On Monday, a construction crew in Alabama triggered a massive explosion when a track-hoe struck the biggest fuel pipeline in the U.S. The blast killed one person, injured several, and sparked a wildfire that burned for nearly a day across 31 acres.
It also stopped the flow of millions of gallons of gasoline that move up the East Coast each day, from refineries in Houston to tanks in Linden, N.J., outside New York Harbor. The 5,500-mile Colonial Pipeline delivers about half of the refined products used on the East Coast. It consists of two lines—one that carries gasoline, the other that carries distillate fuels such as diesel and jet fuel. Think of it as the country’s fuel aorta.

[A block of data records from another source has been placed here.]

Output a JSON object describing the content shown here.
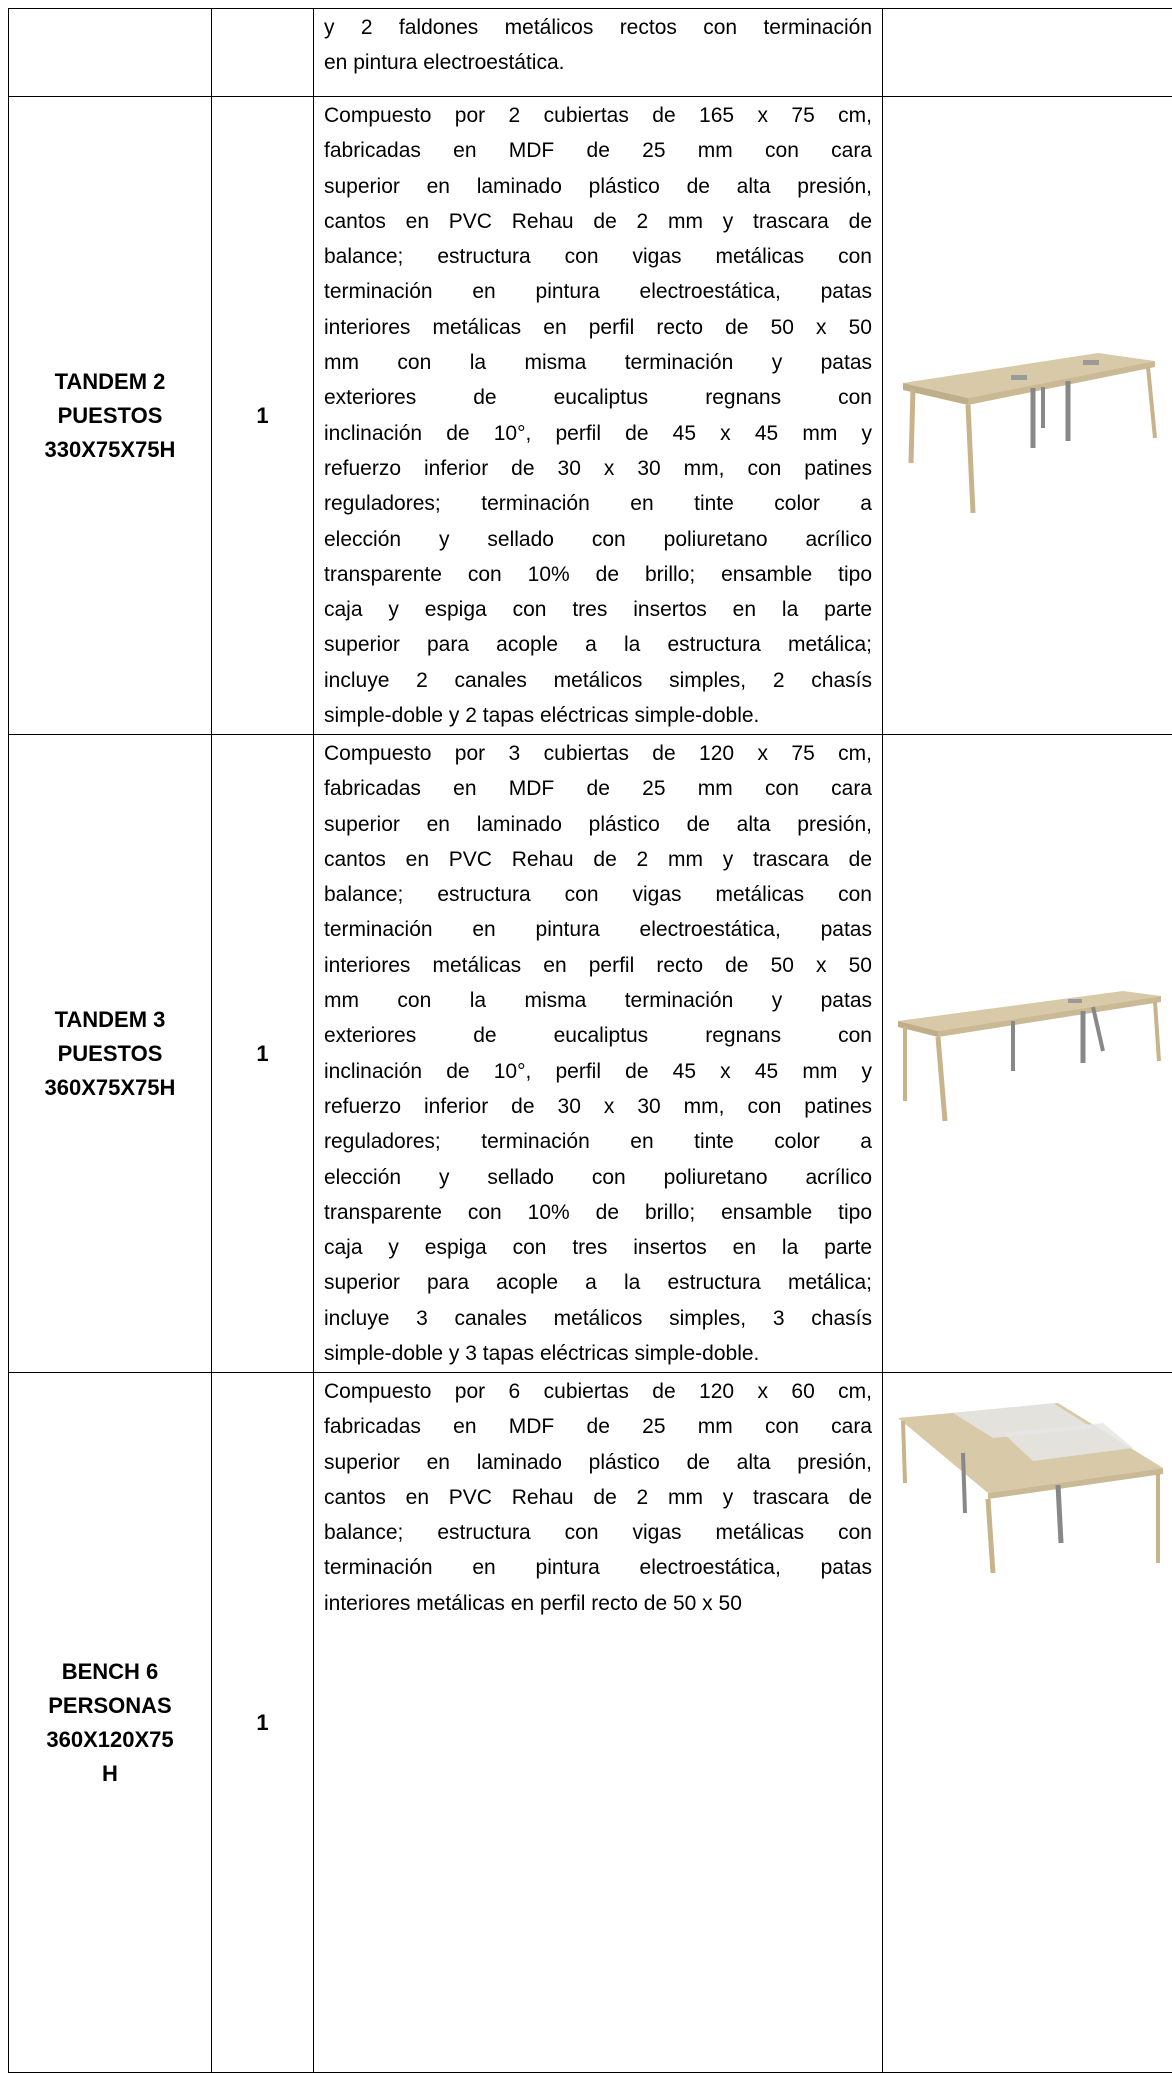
{
  "table": {
    "rows": [
      {
        "description": [
          "y 2 faldones metálicos rectos con terminación",
          "en pintura electroestática."
        ]
      },
      {
        "product": "TANDEM 2 PUESTOS 330X75X75H",
        "quantity": "1",
        "description": [
          "Compuesto por 2 cubiertas de 165 x 75 cm,",
          "fabricadas en MDF de 25 mm con cara",
          "superior en laminado plástico de alta presión,",
          "cantos en PVC Rehau de 2 mm y trascara de",
          "balance; estructura con vigas metálicas con",
          "terminación en pintura electroestática, patas",
          "interiores metálicas en perfil recto de 50 x 50",
          "mm con la misma terminación y patas",
          "exteriores de eucaliptus regnans con",
          "inclinación de 10°, perfil de 45 x 45 mm y",
          "refuerzo inferior de 30 x 30 mm, con patines",
          "reguladores; terminación en tinte color a",
          "elección y sellado con poliuretano acrílico",
          "transparente con 10% de brillo; ensamble tipo",
          "caja y espiga con tres insertos en la parte",
          "superior para acople a la estructura metálica;",
          "incluye 2 canales metálicos simples, 2 chasís",
          "simple-doble y 2 tapas eléctricas simple-doble."
        ]
      },
      {
        "product": "TANDEM 3 PUESTOS 360X75X75H",
        "quantity": "1",
        "description": [
          "Compuesto por 3 cubiertas de 120 x 75 cm,",
          "fabricadas en MDF de 25 mm con cara",
          "superior en laminado plástico de alta presión,",
          "cantos en PVC Rehau de 2 mm y trascara de",
          "balance; estructura con vigas metálicas con",
          "terminación en pintura electroestática, patas",
          "interiores metálicas en perfil recto de 50 x 50",
          "mm con la misma terminación y patas",
          "exteriores de eucaliptus regnans con",
          "inclinación de 10°, perfil de 45 x 45 mm y",
          "refuerzo inferior de 30 x 30 mm, con patines",
          "reguladores; terminación en tinte color a",
          "elección y sellado con poliuretano acrílico",
          "transparente con 10% de brillo; ensamble tipo",
          "caja y espiga con tres insertos en la parte",
          "superior para acople a la estructura metálica;",
          "incluye 3 canales metálicos simples, 3 chasís",
          "simple-doble y 3 tapas eléctricas simple-doble."
        ]
      },
      {
        "product": "BENCH 6 PERSONAS 360X120X75 H",
        "quantity": "1",
        "description": [
          "Compuesto por 6 cubiertas de 120 x 60 cm,",
          "fabricadas en MDF de 25 mm con cara",
          "superior en laminado plástico de alta presión,",
          "cantos en PVC Rehau de 2 mm y trascara de",
          "balance; estructura con vigas metálicas con",
          "terminación en pintura electroestática, patas",
          "interiores metálicas en perfil recto de 50 x 50"
        ]
      }
    ]
  }
}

But this is its second outage in two months. In September, a spill leaked 250,000 gallons of gasoline and caused states of emergency to be declared in Georgia and Alabama as gasoline ran out in some areas. The Colonial was down for 12 days.

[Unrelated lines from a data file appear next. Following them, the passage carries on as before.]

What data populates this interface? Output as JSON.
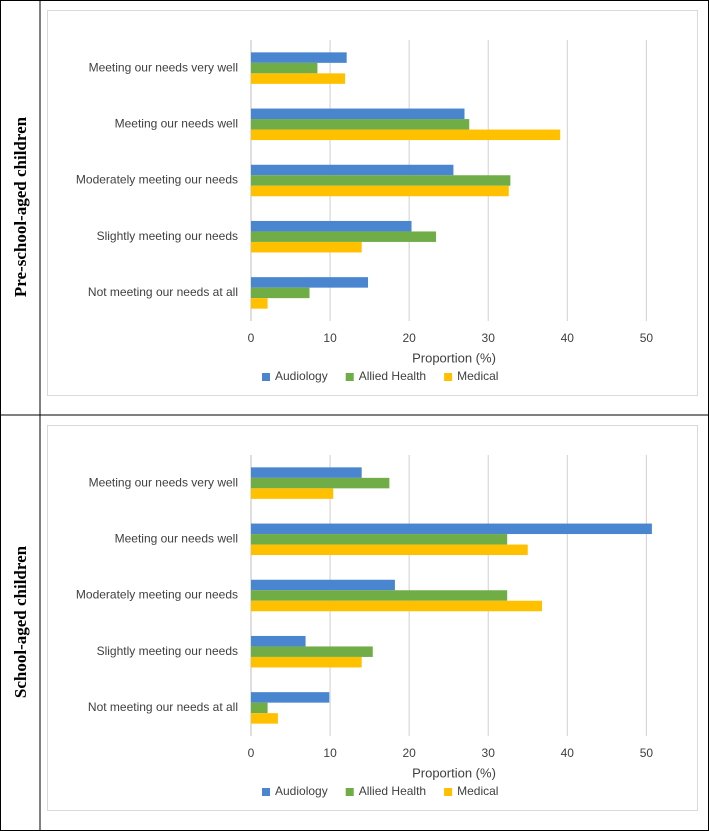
{
  "chart_data": [
    {
      "type": "bar",
      "orientation": "horizontal",
      "title": "Pre-school-aged children",
      "x_label": "Proportion (%)",
      "categories": [
        "Meeting our needs very well",
        "Meeting our needs well",
        "Moderately meeting our needs",
        "Slightly meeting our needs",
        "Not meeting our needs at all"
      ],
      "series": [
        {
          "name": "Audiology",
          "color": "#4a86cf",
          "values": [
            12.1,
            27,
            25.6,
            20.3,
            14.8
          ]
        },
        {
          "name": "Allied Health",
          "color": "#70ad47",
          "values": [
            8.4,
            27.6,
            32.8,
            23.4,
            7.4
          ]
        },
        {
          "name": "Medical",
          "color": "#ffc000",
          "values": [
            11.9,
            39.1,
            32.6,
            14,
            2.1
          ]
        }
      ],
      "xlim": [
        0,
        54
      ],
      "xticks": [
        0,
        10,
        20,
        30,
        40,
        50
      ],
      "grid": true,
      "legend": "bottom"
    },
    {
      "type": "bar",
      "orientation": "horizontal",
      "title": "School-aged children",
      "x_label": "Proportion (%)",
      "categories": [
        "Meeting our needs very well",
        "Meeting our needs well",
        "Moderately meeting our needs",
        "Slightly meeting our needs",
        "Not meeting our needs at all"
      ],
      "series": [
        {
          "name": "Audiology",
          "color": "#4a86cf",
          "values": [
            14,
            50.7,
            18.2,
            6.9,
            9.9
          ]
        },
        {
          "name": "Allied Health",
          "color": "#70ad47",
          "values": [
            17.5,
            32.4,
            32.4,
            15.4,
            2.1
          ]
        },
        {
          "name": "Medical",
          "color": "#ffc000",
          "values": [
            10.4,
            35,
            36.8,
            14,
            3.4
          ]
        }
      ],
      "xlim": [
        0,
        54
      ],
      "xticks": [
        0,
        10,
        20,
        30,
        40,
        50
      ],
      "grid": true,
      "legend": "bottom"
    }
  ]
}
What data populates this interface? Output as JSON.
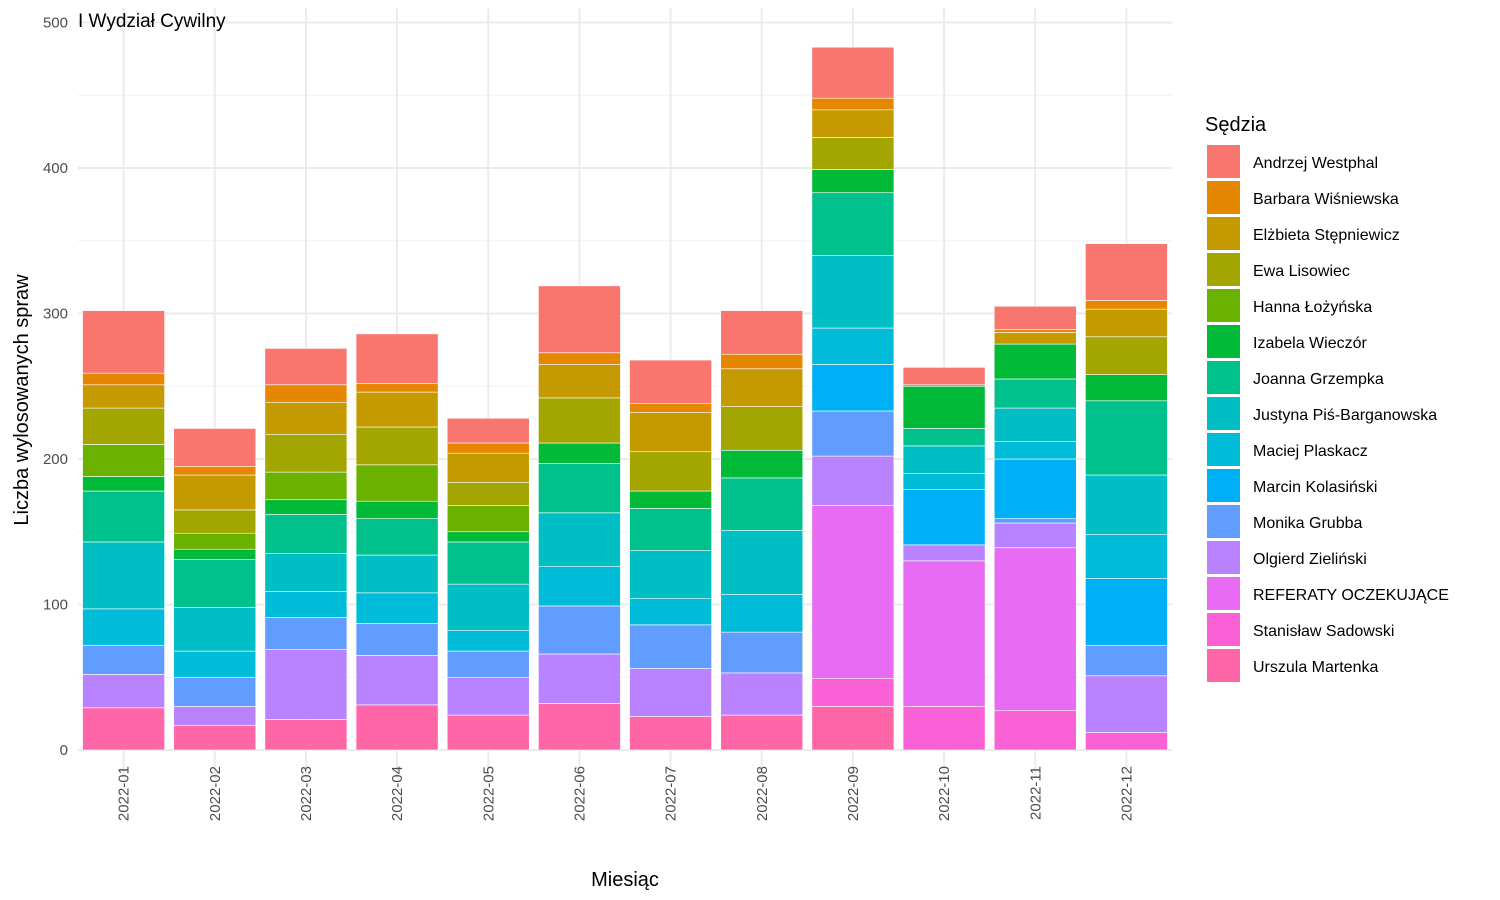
{
  "chart_data": {
    "type": "bar",
    "stacked": true,
    "title": "I Wydział Cywilny",
    "xlabel": "Miesiąc",
    "ylabel": "Liczba wylosowanych spraw",
    "legend_title": "Sędzia",
    "legend_position": "right",
    "grid": true,
    "ylim": [
      0,
      500
    ],
    "yticks": [
      0,
      100,
      200,
      300,
      400,
      500
    ],
    "categories": [
      "2022-01",
      "2022-02",
      "2022-03",
      "2022-04",
      "2022-05",
      "2022-06",
      "2022-07",
      "2022-08",
      "2022-09",
      "2022-10",
      "2022-11",
      "2022-12"
    ],
    "series": [
      {
        "name": "Urszula Martenka",
        "color": "#FF66A8",
        "values": [
          29,
          17,
          21,
          31,
          24,
          32,
          23,
          24,
          30,
          0,
          0,
          0
        ]
      },
      {
        "name": "Stanisław Sadowski",
        "color": "#FB61D7",
        "values": [
          0,
          0,
          0,
          0,
          0,
          0,
          0,
          0,
          19,
          30,
          27,
          12
        ]
      },
      {
        "name": "REFERATY OCZEKUJĄCE",
        "color": "#E76BF3",
        "values": [
          0,
          0,
          0,
          0,
          0,
          0,
          0,
          0,
          119,
          100,
          112,
          0
        ]
      },
      {
        "name": "Olgierd Zieliński",
        "color": "#B983FF",
        "values": [
          23,
          13,
          48,
          34,
          26,
          34,
          33,
          29,
          34,
          11,
          17,
          39
        ]
      },
      {
        "name": "Monika Grubba",
        "color": "#619CFF",
        "values": [
          20,
          20,
          22,
          22,
          18,
          33,
          30,
          28,
          31,
          0,
          3,
          21
        ]
      },
      {
        "name": "Marcin Kolasiński",
        "color": "#00B0F6",
        "values": [
          0,
          0,
          0,
          0,
          0,
          0,
          0,
          0,
          32,
          38,
          41,
          46
        ]
      },
      {
        "name": "Maciej Plaskacz",
        "color": "#00BCD8",
        "values": [
          25,
          18,
          18,
          21,
          14,
          27,
          18,
          26,
          25,
          11,
          12,
          30
        ]
      },
      {
        "name": "Justyna Piś-Barganowska",
        "color": "#00BFC4",
        "values": [
          46,
          30,
          26,
          26,
          32,
          37,
          33,
          44,
          50,
          19,
          23,
          41
        ]
      },
      {
        "name": "Joanna Grzempka",
        "color": "#00C08B",
        "values": [
          35,
          33,
          27,
          25,
          29,
          34,
          29,
          36,
          43,
          12,
          20,
          51
        ]
      },
      {
        "name": "Izabela Wieczór",
        "color": "#00C094",
        "values": [
          0,
          0,
          0,
          0,
          0,
          0,
          0,
          0,
          0,
          0,
          0,
          0
        ]
      },
      {
        "name": "Izabela Wieczór",
        "color": "#00BA38",
        "values": [
          10,
          7,
          10,
          12,
          7,
          14,
          12,
          19,
          16,
          29,
          24,
          18
        ]
      },
      {
        "name": "Hanna Łożyńska",
        "color": "#6BB100",
        "values": [
          22,
          11,
          19,
          25,
          18,
          0,
          0,
          0,
          0,
          0,
          0,
          0
        ]
      },
      {
        "name": "Ewa Lisowiec",
        "color": "#A3A500",
        "values": [
          25,
          16,
          26,
          26,
          16,
          31,
          27,
          30,
          22,
          0,
          0,
          26
        ]
      },
      {
        "name": "Elżbieta Stępniewicz",
        "color": "#C49A00",
        "values": [
          16,
          24,
          22,
          24,
          20,
          23,
          27,
          26,
          19,
          0,
          8,
          19
        ]
      },
      {
        "name": "Barbara Wiśniewska",
        "color": "#E58700",
        "values": [
          8,
          6,
          12,
          6,
          7,
          8,
          6,
          10,
          8,
          1,
          2,
          6
        ]
      },
      {
        "name": "Andrzej Westphal",
        "color": "#F8766D",
        "values": [
          43,
          26,
          25,
          34,
          17,
          46,
          30,
          30,
          35,
          12,
          16,
          39
        ]
      }
    ],
    "legend": [
      {
        "name": "Andrzej Westphal",
        "color": "#F8766D"
      },
      {
        "name": "Barbara Wiśniewska",
        "color": "#E58700"
      },
      {
        "name": "Elżbieta Stępniewicz",
        "color": "#C49A00"
      },
      {
        "name": "Ewa Lisowiec",
        "color": "#A3A500"
      },
      {
        "name": "Hanna Łożyńska",
        "color": "#6BB100"
      },
      {
        "name": "Izabela Wieczór",
        "color": "#00BA38"
      },
      {
        "name": "Joanna Grzempka",
        "color": "#00C08B"
      },
      {
        "name": "Justyna Piś-Barganowska",
        "color": "#00BFC4"
      },
      {
        "name": "Maciej Plaskacz",
        "color": "#00BCD8"
      },
      {
        "name": "Marcin Kolasiński",
        "color": "#00B0F6"
      },
      {
        "name": "Monika Grubba",
        "color": "#619CFF"
      },
      {
        "name": "Olgierd Zieliński",
        "color": "#B983FF"
      },
      {
        "name": "REFERATY OCZEKUJĄCE",
        "color": "#E76BF3"
      },
      {
        "name": "Stanisław Sadowski",
        "color": "#FB61D7"
      },
      {
        "name": "Urszula Martenka",
        "color": "#FF66A8"
      }
    ]
  }
}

By Tuesday morning, Colonial’s Line 2, the distillate pipe, was up and running. By Tuesday afternoon, news broke that its main line, Line 1, would be back up by Saturday afternoon, an optimistic timetable, according to some traders, given the level of destruction at the site. Still, the news helped cool the initial spike in the price of gasoline futures, which had jumped the most since 2008, fueled by a record level of trading that day.
Traders in Houston working for big refineries have had to find a place to put all the excess barrels of gasoline and diesel they normally would send into the Colonial. That has set off a bidding war for the limited number of tankers and barges available to move products between U.S. ports. An obscure maritime law called the Jones Act requires that only U.S.-made, U.S.-flagged ships can deliver goods between ports. According to Bloomberg vessel-tracking data, about 27 Jones Act vessels were in service around the U.S. Gulf and the East Coast as of Thursday morning.
Ship owners have been able roughly to double the price they charge to lease their tankers and barges, said Court Smith, a research analyst at MJLF & Associates, a shipping brokerage in Connecticut.
“The clear winners here are the Philadelphia-area refiners,” said John Mayes, director of special studies at Turner Mason, an energy consulting firm in Dallas.
Given the assurances from Colonial and what has so far been a more muted market response, some participants think the outage will be less severe than the one in September, when gas stations in Alabama and Georgia ran out of fuel. “We’re not going to see pumps getting bagged,” said Ernie Barsamian, a principal at the Tank Tiger, a tank-storage broker in New Jersey.